Input and Output¶
To get the exercises repository for modules 4-6, click here.
In this unit we will learn how to write code such that we can better interact with our users. Computers are very different from humans, especially in the way that they communication information. The study of how humans and computers interface with each other is called Human Computer Interaction, a major area of study within the field of computer science.
In this module, we will use an application programming interface to produce output that is more friendly to humans, specifically we will be drawing pictures and animations which can be used to convey all kinds of fun ideas to our fellow humans (but remain rather boring blocks of code to our helpful computer friends). Application programming interfaces are useful because they allow us to focus on the big picture and ignore details that we don’t necessarily need to know or care about.
Before we take a look at a graphics API, let’s look at an API that we are already familiar with for reading text:
Scanner: A Text API¶
You are already familiar with using
Scanner to read in values from the keyboard, it is one of the first things you
were shown in the first module. You have probably also noticed that there are lots of other things that Scanner can do
that we haven’t used yet.
Take a look at the API for
Scanner.
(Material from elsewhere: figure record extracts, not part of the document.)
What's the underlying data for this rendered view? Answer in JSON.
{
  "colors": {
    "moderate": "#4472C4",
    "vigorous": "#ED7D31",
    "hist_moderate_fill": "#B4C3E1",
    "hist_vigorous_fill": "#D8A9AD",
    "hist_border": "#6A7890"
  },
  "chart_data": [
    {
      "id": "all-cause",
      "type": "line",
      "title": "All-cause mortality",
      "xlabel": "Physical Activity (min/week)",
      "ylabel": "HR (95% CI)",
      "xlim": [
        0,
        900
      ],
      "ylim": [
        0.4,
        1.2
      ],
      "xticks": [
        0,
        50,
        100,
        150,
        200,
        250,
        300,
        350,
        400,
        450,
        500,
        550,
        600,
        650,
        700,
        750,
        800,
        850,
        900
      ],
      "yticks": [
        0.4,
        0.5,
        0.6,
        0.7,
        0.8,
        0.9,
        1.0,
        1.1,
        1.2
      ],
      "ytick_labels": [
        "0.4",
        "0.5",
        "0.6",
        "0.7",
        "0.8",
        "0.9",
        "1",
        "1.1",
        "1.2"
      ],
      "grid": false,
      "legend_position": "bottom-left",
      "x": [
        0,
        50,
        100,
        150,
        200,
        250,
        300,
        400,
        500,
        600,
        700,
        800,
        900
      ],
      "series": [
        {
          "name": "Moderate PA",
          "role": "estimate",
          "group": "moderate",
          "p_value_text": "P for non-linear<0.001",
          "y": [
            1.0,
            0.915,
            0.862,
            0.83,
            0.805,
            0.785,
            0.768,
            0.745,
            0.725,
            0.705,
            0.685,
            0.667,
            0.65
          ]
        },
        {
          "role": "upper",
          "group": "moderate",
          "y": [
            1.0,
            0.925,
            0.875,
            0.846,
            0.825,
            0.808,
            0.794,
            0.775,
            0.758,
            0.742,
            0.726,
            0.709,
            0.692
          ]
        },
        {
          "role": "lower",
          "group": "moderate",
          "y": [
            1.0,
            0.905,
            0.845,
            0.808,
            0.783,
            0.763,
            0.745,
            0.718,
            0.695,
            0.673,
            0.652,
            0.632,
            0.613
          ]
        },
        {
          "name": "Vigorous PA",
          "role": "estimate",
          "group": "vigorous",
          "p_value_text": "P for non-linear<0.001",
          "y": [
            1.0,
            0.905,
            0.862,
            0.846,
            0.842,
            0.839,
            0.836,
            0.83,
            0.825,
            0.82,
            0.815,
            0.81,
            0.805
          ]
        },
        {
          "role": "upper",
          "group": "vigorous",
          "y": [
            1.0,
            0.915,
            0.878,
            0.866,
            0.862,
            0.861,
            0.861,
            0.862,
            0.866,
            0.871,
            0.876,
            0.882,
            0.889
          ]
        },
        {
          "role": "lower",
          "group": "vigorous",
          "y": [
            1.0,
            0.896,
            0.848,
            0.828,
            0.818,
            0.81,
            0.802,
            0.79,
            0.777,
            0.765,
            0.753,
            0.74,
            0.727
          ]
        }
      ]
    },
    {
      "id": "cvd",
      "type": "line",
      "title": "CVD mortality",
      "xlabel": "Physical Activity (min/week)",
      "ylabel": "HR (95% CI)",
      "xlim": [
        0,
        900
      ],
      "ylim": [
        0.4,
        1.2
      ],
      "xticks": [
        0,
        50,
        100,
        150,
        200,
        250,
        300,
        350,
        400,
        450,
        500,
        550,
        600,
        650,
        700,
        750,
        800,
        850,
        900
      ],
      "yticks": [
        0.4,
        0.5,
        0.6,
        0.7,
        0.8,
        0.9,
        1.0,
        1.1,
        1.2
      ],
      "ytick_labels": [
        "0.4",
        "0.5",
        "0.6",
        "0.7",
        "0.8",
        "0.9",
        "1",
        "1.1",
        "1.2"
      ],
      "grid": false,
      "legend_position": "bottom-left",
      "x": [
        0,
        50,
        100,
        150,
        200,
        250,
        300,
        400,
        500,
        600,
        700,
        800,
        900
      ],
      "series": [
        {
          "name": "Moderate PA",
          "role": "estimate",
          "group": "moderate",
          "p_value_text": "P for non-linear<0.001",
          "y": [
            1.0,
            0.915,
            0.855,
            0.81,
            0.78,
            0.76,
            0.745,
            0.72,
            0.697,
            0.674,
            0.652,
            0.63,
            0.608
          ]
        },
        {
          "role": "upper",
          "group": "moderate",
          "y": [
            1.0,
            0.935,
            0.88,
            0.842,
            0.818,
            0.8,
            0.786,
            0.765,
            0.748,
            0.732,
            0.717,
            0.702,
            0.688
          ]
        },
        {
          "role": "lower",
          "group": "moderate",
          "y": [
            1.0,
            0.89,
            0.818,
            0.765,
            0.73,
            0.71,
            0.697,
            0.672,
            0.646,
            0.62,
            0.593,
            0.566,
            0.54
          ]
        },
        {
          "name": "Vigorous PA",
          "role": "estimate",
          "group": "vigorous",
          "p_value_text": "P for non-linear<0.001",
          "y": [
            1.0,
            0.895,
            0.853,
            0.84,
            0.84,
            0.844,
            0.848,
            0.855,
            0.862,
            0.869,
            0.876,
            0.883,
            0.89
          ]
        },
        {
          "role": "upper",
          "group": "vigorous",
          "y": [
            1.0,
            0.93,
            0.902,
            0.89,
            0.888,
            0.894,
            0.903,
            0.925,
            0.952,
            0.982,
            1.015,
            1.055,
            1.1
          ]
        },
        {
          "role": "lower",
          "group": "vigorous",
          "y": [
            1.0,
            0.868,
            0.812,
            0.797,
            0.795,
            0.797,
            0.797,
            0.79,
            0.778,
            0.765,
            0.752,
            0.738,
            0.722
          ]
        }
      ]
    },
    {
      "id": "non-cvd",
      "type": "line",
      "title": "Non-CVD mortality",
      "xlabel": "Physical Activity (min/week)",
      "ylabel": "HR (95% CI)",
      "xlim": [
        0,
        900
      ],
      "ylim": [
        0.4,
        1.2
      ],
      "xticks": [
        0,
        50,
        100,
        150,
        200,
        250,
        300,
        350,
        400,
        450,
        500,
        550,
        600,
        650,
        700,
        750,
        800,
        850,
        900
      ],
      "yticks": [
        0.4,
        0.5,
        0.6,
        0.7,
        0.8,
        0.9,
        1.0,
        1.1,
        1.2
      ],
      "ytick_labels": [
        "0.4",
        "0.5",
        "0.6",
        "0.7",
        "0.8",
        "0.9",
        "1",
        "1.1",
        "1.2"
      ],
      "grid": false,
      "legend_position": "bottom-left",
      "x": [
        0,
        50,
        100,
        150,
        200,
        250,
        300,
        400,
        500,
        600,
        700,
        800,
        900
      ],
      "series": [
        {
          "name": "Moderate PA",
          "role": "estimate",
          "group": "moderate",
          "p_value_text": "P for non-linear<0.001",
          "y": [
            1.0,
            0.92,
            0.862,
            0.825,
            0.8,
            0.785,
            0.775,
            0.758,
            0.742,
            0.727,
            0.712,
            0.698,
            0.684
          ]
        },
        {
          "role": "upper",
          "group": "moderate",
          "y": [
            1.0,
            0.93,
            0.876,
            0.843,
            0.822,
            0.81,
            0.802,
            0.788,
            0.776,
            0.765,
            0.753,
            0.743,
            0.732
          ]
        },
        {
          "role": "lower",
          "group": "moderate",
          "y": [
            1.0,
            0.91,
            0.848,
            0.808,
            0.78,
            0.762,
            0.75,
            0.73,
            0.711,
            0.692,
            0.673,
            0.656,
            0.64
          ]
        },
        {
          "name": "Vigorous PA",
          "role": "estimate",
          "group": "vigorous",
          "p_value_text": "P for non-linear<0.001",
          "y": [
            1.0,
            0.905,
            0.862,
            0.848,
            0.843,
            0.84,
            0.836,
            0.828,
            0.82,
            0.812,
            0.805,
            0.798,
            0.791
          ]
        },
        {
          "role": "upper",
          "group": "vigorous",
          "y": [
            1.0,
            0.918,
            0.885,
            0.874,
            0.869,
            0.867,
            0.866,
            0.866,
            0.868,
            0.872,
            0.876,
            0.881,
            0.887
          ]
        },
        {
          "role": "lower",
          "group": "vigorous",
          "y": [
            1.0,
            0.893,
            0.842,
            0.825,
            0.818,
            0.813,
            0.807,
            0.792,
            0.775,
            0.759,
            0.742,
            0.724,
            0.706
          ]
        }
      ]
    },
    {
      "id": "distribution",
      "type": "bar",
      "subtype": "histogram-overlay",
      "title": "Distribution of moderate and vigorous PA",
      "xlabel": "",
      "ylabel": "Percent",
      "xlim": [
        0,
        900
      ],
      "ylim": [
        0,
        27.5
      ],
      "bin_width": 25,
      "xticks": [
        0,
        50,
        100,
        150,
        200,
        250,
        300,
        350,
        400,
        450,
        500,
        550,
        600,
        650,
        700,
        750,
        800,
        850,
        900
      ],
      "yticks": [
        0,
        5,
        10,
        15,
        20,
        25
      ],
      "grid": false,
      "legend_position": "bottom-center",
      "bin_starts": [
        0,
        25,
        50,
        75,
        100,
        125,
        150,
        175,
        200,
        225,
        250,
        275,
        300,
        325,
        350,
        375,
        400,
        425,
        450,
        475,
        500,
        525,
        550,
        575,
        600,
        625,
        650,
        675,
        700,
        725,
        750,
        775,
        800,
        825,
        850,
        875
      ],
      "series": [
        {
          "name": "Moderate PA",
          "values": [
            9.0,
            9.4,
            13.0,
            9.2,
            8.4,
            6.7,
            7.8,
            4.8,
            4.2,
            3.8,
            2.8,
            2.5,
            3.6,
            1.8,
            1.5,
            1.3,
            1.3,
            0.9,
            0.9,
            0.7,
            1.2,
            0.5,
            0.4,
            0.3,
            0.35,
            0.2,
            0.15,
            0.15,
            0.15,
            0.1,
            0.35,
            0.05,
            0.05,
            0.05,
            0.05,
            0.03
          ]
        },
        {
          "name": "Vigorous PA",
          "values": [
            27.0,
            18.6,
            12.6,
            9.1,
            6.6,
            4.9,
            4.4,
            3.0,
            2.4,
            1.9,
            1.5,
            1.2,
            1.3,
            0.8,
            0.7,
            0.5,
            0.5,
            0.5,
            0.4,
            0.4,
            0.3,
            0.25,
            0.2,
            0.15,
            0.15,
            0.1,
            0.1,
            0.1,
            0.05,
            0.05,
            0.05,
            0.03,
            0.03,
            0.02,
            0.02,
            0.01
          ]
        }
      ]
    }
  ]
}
This is the official Java documentation and lists everything that Scanner can do. In particular, take a look
at the list of methods. You’ll see some familiar methods on there like nextInt(). You’ll see some other methods on there that may look new and confusing.
You can click on one to be taken to a more detailed description, but don’t worry about it if you don’t understand everything that you’re looking at, that isn’t
really the point.
The idea behind using an API is that we can find some code that helps us perform some action and use that code without necessarily needing to understand how it works. For example, when you use nextInt() there’s a lot going on to retrieve the integer that user typed in, but all we really care about is getting that integer into our code. Let’s take a look at the API section for nextInt():
This part of the API shows us what input the method requires to run (in this case nothing, since there’s nothing in the parentheses), as well as what the method will output or “return” to us (in this case an int, the one that was typed in by the user). This tells you, the programmer, that you could use it in a line of code like this:
int sticks = in.nextInt();
This is a very powerful idea: a very complex method can be described very simply in terms of its inputs and outputs, allowing code to be shared and used more widely and freely.
A Note about Files¶
The following exercise as well as many of the exercises and assignments coming up require you to read data from files. Just like
Scanner, there is a File API that can be used
to interact with files on your computer. You’ll see the first example of this in the following exercise.
Scanner, you are not responsible for knowing how to use Files or understanding how that code works for this course. You’re welcome to ignore it for now, though TAs and the instructor will be happy to answer any questions you may have about how the code works.
Take a look at the
Stats.java program. You’ll notice that it first allows the user to select a file that contains doubles. It then reads in these doubles and prints them out one at a time.
It does this using a new method,
hasNextDouble(). Using the provided code and the Scanner API, make sure you understand how this method is being used.
Modify the given code to find the maximum, minimum, average, and count of all of the values read in from the file.